IN her article (Equal pay fight is about justice, not Unionism, The National, October 29) Carolyn Leckie is correct in supporting the right of the teachers and women fighting for equal pay to demonstrate. The concern is that many will see this as unions backed by the Labour Party supporting them and their cause.

They didn’t when the Labour Party controlled Glasgow City Council and when, for example, they privatised cleaning services rather than improve working conditions. Where have they been over these years when Glasgow City Council was controlled by Labour?

Then again the trade union leaders wouldn’t get far in the Labour hierarchy, like Richard Leonard has, if they rocked the boat. Or is it just a coincidence these actions in Glasgow happened within 18 months of Labour losing control in Glasgow City Council?

Remember that austerity policies are the real cause of the decline in teachers’ wages and that Labour voted with the Conservatives in 2015 to continue these austerity policies while SNP voted against. Remember that, due to extra funding by the SNP government, teachers in Scotland currently get higher wages than in England and Wales with the lowest-paid teachers in Scotland getting 18% more. Remember that, had it not been for the SNP, teachers and everyone else would be paying for nursery education and school meals for their own children and, while training, would have to have found more than £36,000 to pay for tuition fees as they do in England and Wales. Remember that, while the current offer doesn’t restore wages to where they should be, it is better than what is being proposed in England and Wales.

While the teachers had the perfect right to demonstrate, why did the EIS allow Leonard to address the teachers’ demonstration? Where does the Labour Party suggest the extra money come from when Labour-backed austerity policies are the principle cause of the decline of salaries? Yet if there is any increase in the offer Labour will certainly now try to claim the credit. The concern is that some will be misguided into believing Labour are really there for them and vote for them in a General Election. This would only weaken the case for devolved powers and the case for a future vote on independence in the eyes of Westminster. It is important that Labour’s involvement is seen as what it is, political opportunism.
Jim Stamper
Bearsden

LOOKING at the pictures of teachers marching over their pay reminds me of the time in about 1970 when I took the day off work and, along with colleagues from all over England, went to Westminster as part of a mass lobby of MPs for better pay for teachers. That was about 50 years ago, and I expect that in another 50 years teachers will be complaining about their low pay.

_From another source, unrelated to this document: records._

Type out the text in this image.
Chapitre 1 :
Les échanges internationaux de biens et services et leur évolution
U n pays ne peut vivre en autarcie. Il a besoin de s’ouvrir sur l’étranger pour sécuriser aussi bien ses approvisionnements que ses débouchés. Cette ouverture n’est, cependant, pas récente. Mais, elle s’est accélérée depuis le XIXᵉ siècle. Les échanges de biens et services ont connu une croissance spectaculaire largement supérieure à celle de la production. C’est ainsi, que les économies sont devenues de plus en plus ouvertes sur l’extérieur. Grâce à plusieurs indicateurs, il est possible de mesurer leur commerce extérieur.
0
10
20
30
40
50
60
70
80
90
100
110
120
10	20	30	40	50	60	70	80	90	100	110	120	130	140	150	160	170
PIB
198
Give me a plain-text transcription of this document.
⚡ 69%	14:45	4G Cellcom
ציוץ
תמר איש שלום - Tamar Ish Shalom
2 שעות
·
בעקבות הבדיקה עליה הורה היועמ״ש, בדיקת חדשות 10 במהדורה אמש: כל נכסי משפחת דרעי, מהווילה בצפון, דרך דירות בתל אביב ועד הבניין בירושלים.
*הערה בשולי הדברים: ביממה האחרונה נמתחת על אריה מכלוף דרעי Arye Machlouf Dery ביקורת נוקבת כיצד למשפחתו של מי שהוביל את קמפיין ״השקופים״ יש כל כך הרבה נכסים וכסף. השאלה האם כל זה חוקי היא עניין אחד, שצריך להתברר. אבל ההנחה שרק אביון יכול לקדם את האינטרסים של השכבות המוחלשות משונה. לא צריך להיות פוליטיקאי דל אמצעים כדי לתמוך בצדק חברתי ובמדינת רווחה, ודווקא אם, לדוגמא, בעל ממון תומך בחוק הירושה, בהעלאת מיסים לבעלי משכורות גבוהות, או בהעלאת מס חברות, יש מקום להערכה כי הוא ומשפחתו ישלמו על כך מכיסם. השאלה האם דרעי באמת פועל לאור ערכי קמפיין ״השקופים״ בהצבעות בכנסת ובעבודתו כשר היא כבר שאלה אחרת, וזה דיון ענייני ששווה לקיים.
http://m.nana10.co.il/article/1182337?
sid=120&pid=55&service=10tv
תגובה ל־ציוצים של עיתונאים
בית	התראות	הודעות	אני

I have no doubt that teaching is not easy work, which is why I left after a couple of years. I have a number of friends from those days who retired very early because their health was impacted. I suspect that teachers today get no more support from parents and the community than I got 50 years ago.

Teachers have a very important job to do educating the nation’s children. Unfortunately they will not be educating the ruling classes who go to private schools where the children learn that their destiny is to control the world. As Stanley Johnson said of his son: “Boris wants to be king of the world.”

It is a truism that most people feel they are underpaid for the work they do and that includes our politicians, many of whom set the conditions of our own employment and ability to earn a living.

In about 1990, the company I was then working for had a meeting regarding pay at which the Tory chairman of the board used inaccurate figures and accounting methods to show that our pay was more than adequate. He ended his spiel by telling us: “Remember what we did to the miners in 1984.”

As a pensioner, I gather that my state pension is among the lowest in Europe. Government ministers have said that people of my age should be replacing the workforce of itinerant workers from Europe who work in our agricultural and horticultural sectors. I presume this is meant as a replacement of our pensions rather than a supplement to them.
Robert Mitchell
Stirling

EVEN if a future Labour government is able to find a way to write off student debt for non-devolved-funded education, graduates would still have a moral debt to the public – many of whom are quite poor. This could be repaid by loyalty to the national economy.

The country needs clever people to reconstruct our imbalanced, battered economy, not flit away to Australia or the US to earn selfish, larger salaries. We need a spirit of mutuality, collaboration and compatriotism to emerge in Britain, where it becomes an anathema to any compatriot to design a product only to have it manufactured in Singapore, or anywhere else.